Dremio, the Apache Arrow-based BI data fabric, gets smarter and faster Data Reflections, and makes cloud data lake stores first-class.

Dremio is a data virtualization and query acceleration layer that interfaces standard BI tools with collections of relational, NoSql and cloud data sources, as well as various large-scale file systems. The product leverages technology from Apache Arrow in the creation of so-called Data Reflections, which greatly accelerate queries without replicating their data.

The founders of the company, CEO Tomer Shiran and CTO Jaques Nadeau, both hail from MapR, and, in addition to leadership roles on the Apache Arrow project, both were heavily involved the Apache Drill project.

Also read: Apache Arrow unifies in-memory Big Data systems
Also read: Startup Dremio emerges from stealth, launches memory-based BI query engine

Arrow offers a unified format for representing columnar data in memory, allowing applications that support Arrow to share such data without it needing to be converted from one app's columnar format to a row store format, before being re-encoded in the other app's columnar representation.

Dremio leverages technology from Apache Arrow in the creation of so-called Data Reflections, which greatly accelerate queries without replicating their data. Essentially, Reflections work a bit like indexes do in a relational database by providing a columnar summary of the data for aggregation analysis.

Reflect on this
In this new version of the product, Reflections are improved in several ways.
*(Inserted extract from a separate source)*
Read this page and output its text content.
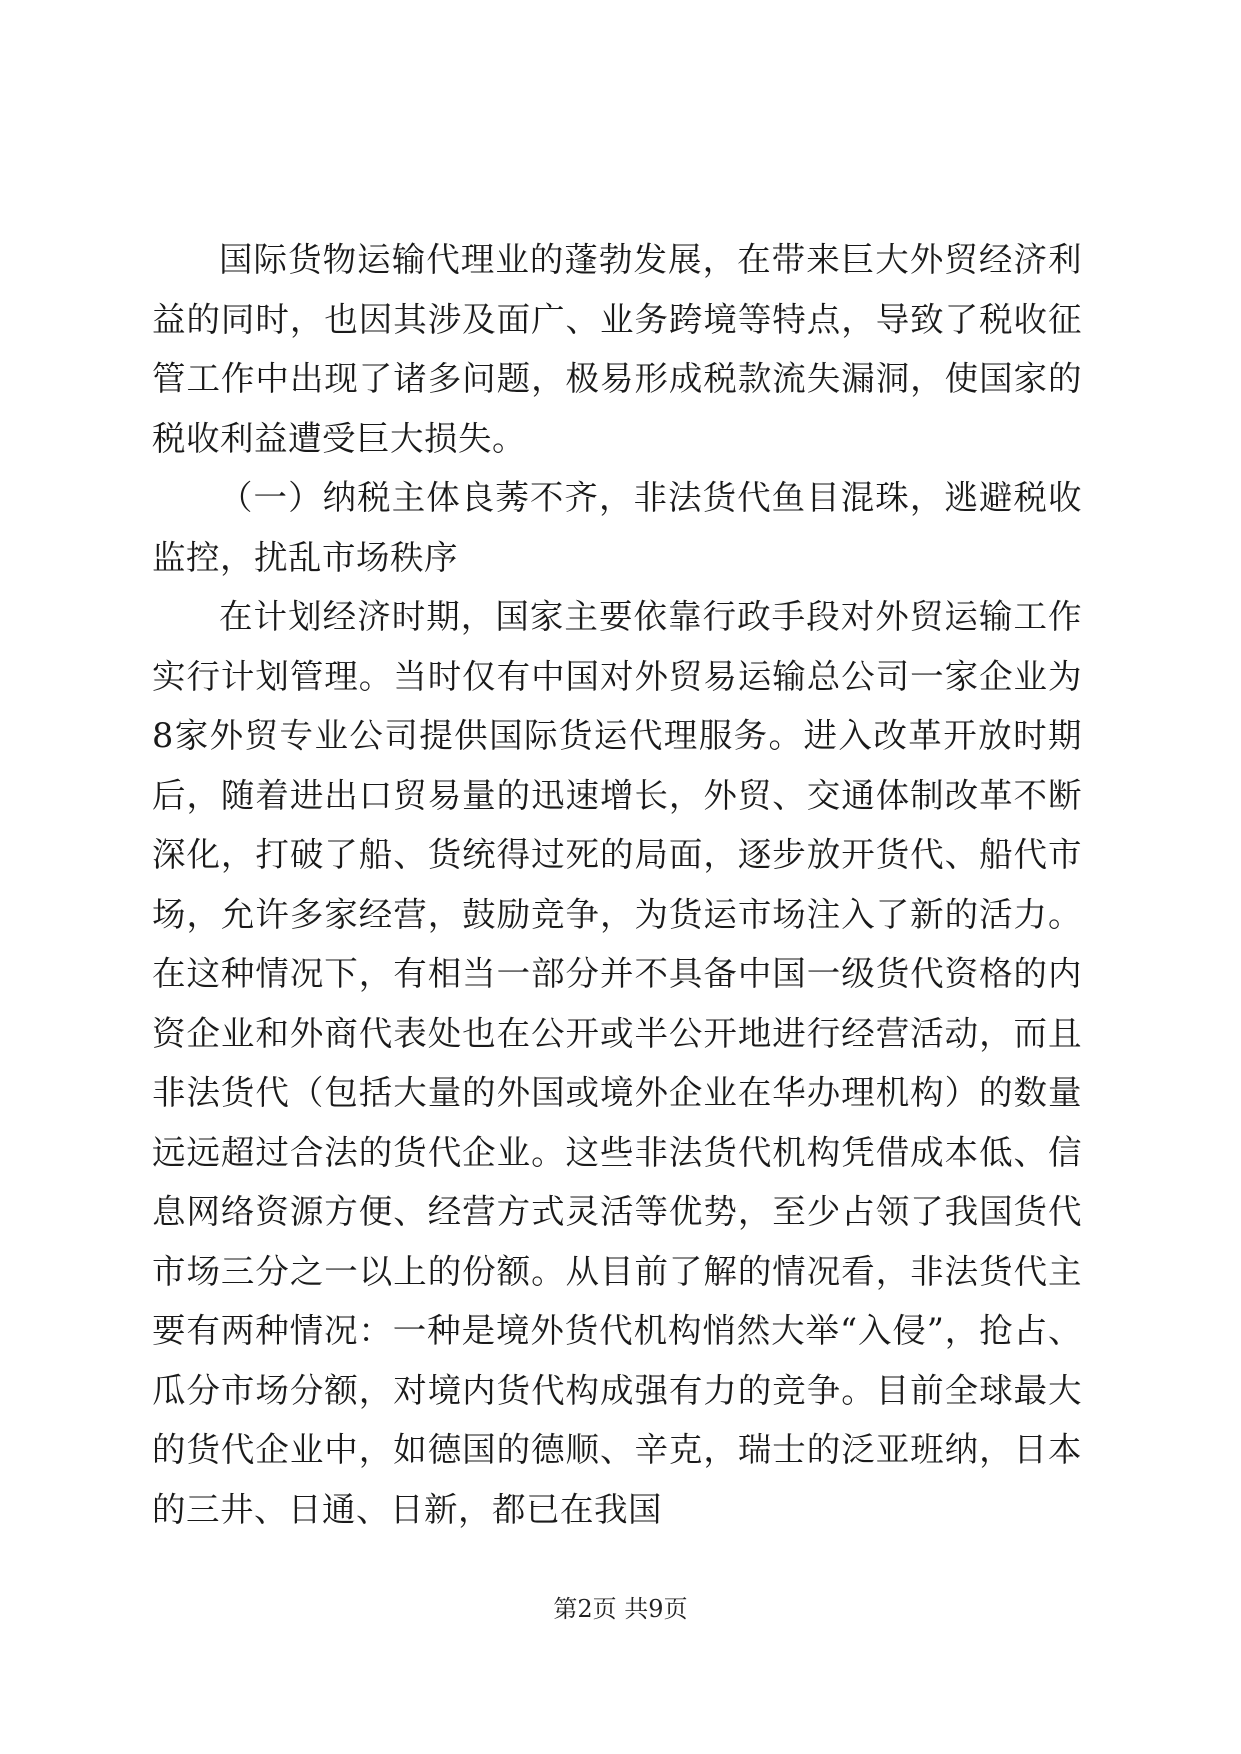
国际货物运输代理业的蓬勃发展，在带来巨大外贸经济利益的同时，也因其涉及面广、业务跨境等特点，导致了税收征管工作中出现了诸多问题，极易形成税款流失漏洞，使国家的税收利益遭受巨大损失。

（一）纳税主体良莠不齐，非法货代鱼目混珠，逃避税收监控，扰乱市场秩序

在计划经济时期，国家主要依靠行政手段对外贸运输工作实行计划管理。当时仅有中国对外贸易运输总公司一家企业为8家外贸专业公司提供国际货运代理服务。进入改革开放时期后，随着进出口贸易量的迅速增长，外贸、交通体制改革不断深化，打破了船、货统得过死的局面，逐步放开货代、船代市场，允许多家经营，鼓励竞争，为货运市场注入了新的活力。在这种情况下，有相当一部分并不具备中国一级货代资格的内资企业和外商代表处也在公开或半公开地进行经营活动，而且非法货代（包括大量的外国或境外企业在华办理机构）的数量远远超过合法的货代企业。这些非法货代机构凭借成本低、信息网络资源方便、经营方式灵活等优势，至少占领了我国货代市场三分之一以上的份额。从目前了解的情况看，非法货代主要有两种情况：一种是境外货代机构悄然大举“入侵”，抢占、瓜分市场分额，对境内货代构成强有力的竞争。目前全球最大的货代企业中，如德国的德顺、辛克，瑞士的泛亚班纳，日本的三井、日通、日新，都已在我国

第2页 共9页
First off, they can now recognize and optimize for data stored in star or snowflake schemas (wherein metrics are stored in a single "fact table" and drill down categories are stored in the own, related "dimension tables") in source data systems. This improvement allows Dremio to accelerate queries against a collection of such fact and dimension tables, related through joins, rather than only optimizing against individual tables. This new Dremio version also adds vector processing capabilities for even faster performance.

The Dremio Learning Agent adds a new learning engine which observes queries executed by users and, based on common observed patterns, can recommend bringing certain other tables into a given query. And, by adding support for Azure Data Lake Store and Amazon S3, the product makes good on its promise of analyzing cloud-based data lakes together with other database and data storage products.

Lookie here
Dremio 2.0 also adds explicit support for Looker as a front-end. So while you can still use tools like Tableau, Power BI and Qlik, the new visual data darling of the industry will work too. This work is based on formal partnership between the two companies.

dremiolooker.jpg

A Looker dashboard connected to data in Dremio.

Credit: Looker

Security, connectivity and more!
Other new features include integration of Dremio's own role-based access control security with LDAP stores, like Microsoft Active Directory. This allows access controls, down to the level of permissions on specific rows or columns of data stored in Dremio's own user management system, but integrated with the users and groups created in Active Directory, and other such stores. Dremio 2.0 also adds support for ElasticSearch and MongoDB.

That's a lot for one release, but remember, this a real upgrade, not just a security patch. It will take a little longer to download and install, but it should be well worth it.